Comedy writer debuts weepiest film at Sundance
You may not know the name Chris Kelly, but you probably know his work. I mean, who didn’t love the Adele Thanksgiving sketch on SNL this fall or the Beygency skit a few years back. Both were written by SNL alum Chris Kelly. And now he’s moved on to feature films, in a big way. For his first foray into filmmaking, he decided to take on an all-too-familiar genre: the cancer drama.
Billed as a semi-autobiographical dramedy, Other People follows David (Jesse Plemons) a New York comedy writer who moves home after his mother is diagnosed with a rare form of cancer. The movie takes place over a year with this family, from the time David moves home to when his mother finally succumbs to her disease (no spoilers, I promise it’s revealed in the first scene).

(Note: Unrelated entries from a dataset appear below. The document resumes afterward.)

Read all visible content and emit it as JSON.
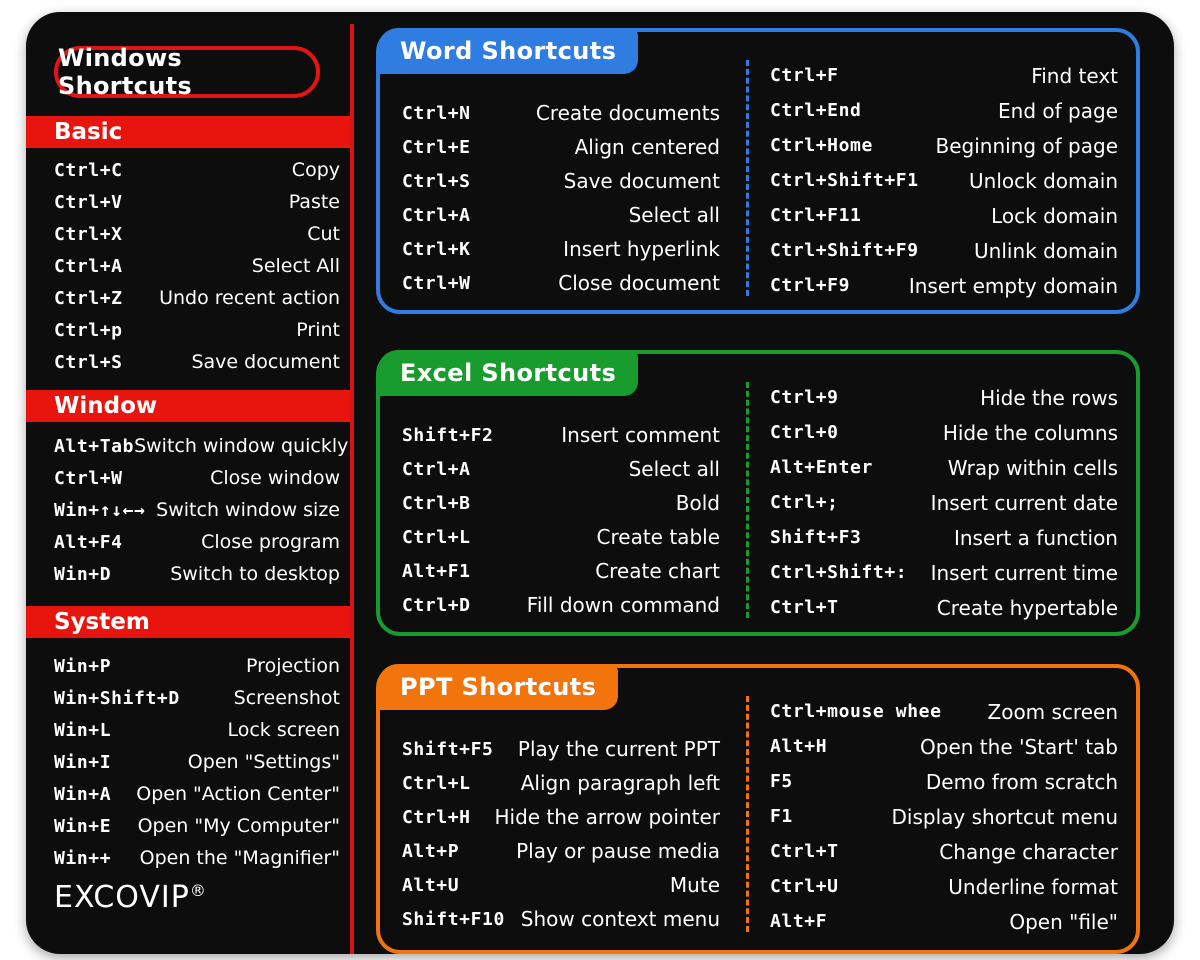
{
  "title": "Windows Shortcuts",
  "brand": {
    "name": "EXCOVIP",
    "mark": "®"
  },
  "colors": {
    "basic": "#e8150f",
    "word": "#2f7de0",
    "excel": "#199c2e",
    "ppt": "#f2740c"
  },
  "basic": {
    "heading": "Basic",
    "items": [
      {
        "key": "Ctrl+C",
        "desc": "Copy"
      },
      {
        "key": "Ctrl+V",
        "desc": "Paste"
      },
      {
        "key": "Ctrl+X",
        "desc": "Cut"
      },
      {
        "key": "Ctrl+A",
        "desc": "Select All"
      },
      {
        "key": "Ctrl+Z",
        "desc": "Undo recent action"
      },
      {
        "key": "Ctrl+p",
        "desc": "Print"
      },
      {
        "key": "Ctrl+S",
        "desc": "Save document"
      }
    ]
  },
  "window": {
    "heading": "Window",
    "items": [
      {
        "key": "Alt+Tab",
        "desc": "Switch window quickly"
      },
      {
        "key": "Ctrl+W",
        "desc": "Close window"
      },
      {
        "key": "Win+↑↓←→",
        "desc": "Switch window size"
      },
      {
        "key": "Alt+F4",
        "desc": "Close program"
      },
      {
        "key": "Win+D",
        "desc": "Switch to desktop"
      }
    ]
  },
  "system": {
    "heading": "System",
    "items": [
      {
        "key": "Win+P",
        "desc": "Projection"
      },
      {
        "key": "Win+Shift+D",
        "desc": "Screenshot"
      },
      {
        "key": "Win+L",
        "desc": "Lock screen"
      },
      {
        "key": "Win+I",
        "desc": "Open \"Settings\""
      },
      {
        "key": "Win+A",
        "desc": "Open \"Action Center\""
      },
      {
        "key": "Win+E",
        "desc": "Open \"My Computer\""
      },
      {
        "key": "Win++",
        "desc": "Open the \"Magnifier\""
      }
    ]
  },
  "word": {
    "heading": "Word Shortcuts",
    "left": [
      {
        "key": "Ctrl+N",
        "desc": "Create documents"
      },
      {
        "key": "Ctrl+E",
        "desc": "Align centered"
      },
      {
        "key": "Ctrl+S",
        "desc": "Save document"
      },
      {
        "key": "Ctrl+A",
        "desc": "Select all"
      },
      {
        "key": "Ctrl+K",
        "desc": "Insert hyperlink"
      },
      {
        "key": "Ctrl+W",
        "desc": "Close document"
      }
    ],
    "right": [
      {
        "key": "Ctrl+F",
        "desc": "Find text"
      },
      {
        "key": "Ctrl+End",
        "desc": "End of page"
      },
      {
        "key": "Ctrl+Home",
        "desc": "Beginning of page"
      },
      {
        "key": "Ctrl+Shift+F1",
        "desc": "Unlock domain"
      },
      {
        "key": "Ctrl+F11",
        "desc": "Lock domain"
      },
      {
        "key": "Ctrl+Shift+F9",
        "desc": "Unlink domain"
      },
      {
        "key": "Ctrl+F9",
        "desc": "Insert empty domain"
      }
    ]
  },
  "excel": {
    "heading": "Excel Shortcuts",
    "left": [
      {
        "key": "Shift+F2",
        "desc": "Insert comment"
      },
      {
        "key": "Ctrl+A",
        "desc": "Select all"
      },
      {
        "key": "Ctrl+B",
        "desc": "Bold"
      },
      {
        "key": "Ctrl+L",
        "desc": "Create table"
      },
      {
        "key": "Alt+F1",
        "desc": "Create chart"
      },
      {
        "key": "Ctrl+D",
        "desc": "Fill down command"
      }
    ],
    "right": [
      {
        "key": "Ctrl+9",
        "desc": "Hide the rows"
      },
      {
        "key": "Ctrl+0",
        "desc": "Hide the columns"
      },
      {
        "key": "Alt+Enter",
        "desc": "Wrap within cells"
      },
      {
        "key": "Ctrl+;",
        "desc": "Insert current date"
      },
      {
        "key": "Shift+F3",
        "desc": "Insert a function"
      },
      {
        "key": "Ctrl+Shift+:",
        "desc": "Insert current time"
      },
      {
        "key": "Ctrl+T",
        "desc": "Create hypertable"
      }
    ]
  },
  "ppt": {
    "heading": "PPT Shortcuts",
    "left": [
      {
        "key": "Shift+F5",
        "desc": "Play the current PPT"
      },
      {
        "key": "Ctrl+L",
        "desc": "Align paragraph left"
      },
      {
        "key": "Ctrl+H",
        "desc": "Hide the arrow pointer"
      },
      {
        "key": "Alt+P",
        "desc": "Play or pause media"
      },
      {
        "key": "Alt+U",
        "desc": "Mute"
      },
      {
        "key": "Shift+F10",
        "desc": "Show context menu"
      }
    ],
    "right": [
      {
        "key": "Ctrl+mouse whee",
        "desc": "Zoom screen"
      },
      {
        "key": "Alt+H",
        "desc": "Open the 'Start' tab"
      },
      {
        "key": "F5",
        "desc": "Demo from scratch"
      },
      {
        "key": "F1",
        "desc": "Display shortcut menu"
      },
      {
        "key": "Ctrl+T",
        "desc": "Change character"
      },
      {
        "key": "Ctrl+U",
        "desc": "Underline format"
      },
      {
        "key": "Alt+F",
        "desc": "Open \"file\""
      }
    ]
  }
}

Molly Shannon was stunning as David’s mother, Joanne. She carried the film to places it would not otherwise have gone. Almost all the emotion was directed by her character.
While Jesse Plemons was clearly meant to be a flawed protagonist on his way to redemption, he never quiet reached that cathartic release. I was hoping for a heart-wrenching and lonely moment, a la Joseph-Gordon Levitt screaming in the car in 50/50. But the closest we got was a drunken rage during a late-night trip to the supermarket, which he brought on himself. The film culminates with a scene in which he seems to make amends due to guilt rather than self-realization.
As would be expected from an SNL alum, Other People was overflowing with laughs. The humor was in the little things, the day-to-day that everyone can relate to: a cashier ringing you up at the pace of molasses or an old man standing just a little too close to you at the bar.
While his comedic-style was funny and fresh, in some ways Chris Kelly also played it safe with his use of humor. Given his comedic background, I was hoping Kelly would poke some fun at the ever-growing ranks of cancer dramas, but there was no indication that he was trying to push the boundaries of our expectations. The humor remained in the family dynamic and day-to-day activities, rather than being self-aware of the genre itself.
And don’t get me wrong, I bawled my eyes out as Molly Shannon has her last moments with her son, and I laughed so hard it hurt when an oblivious family friend leaves a rambling voicemail while going through a drive-thru. All the emotions were there in full force. The entire audience clearly reacted emotionally to Kelly’s film (about half of the audience questions during the Q&A after the screening were not in fact questions but rather congratulatory statements about the success of his film). While Other People isn’t perfect, it was definitely personal and it’s elements of humor, love, and loss will strike close to home for many.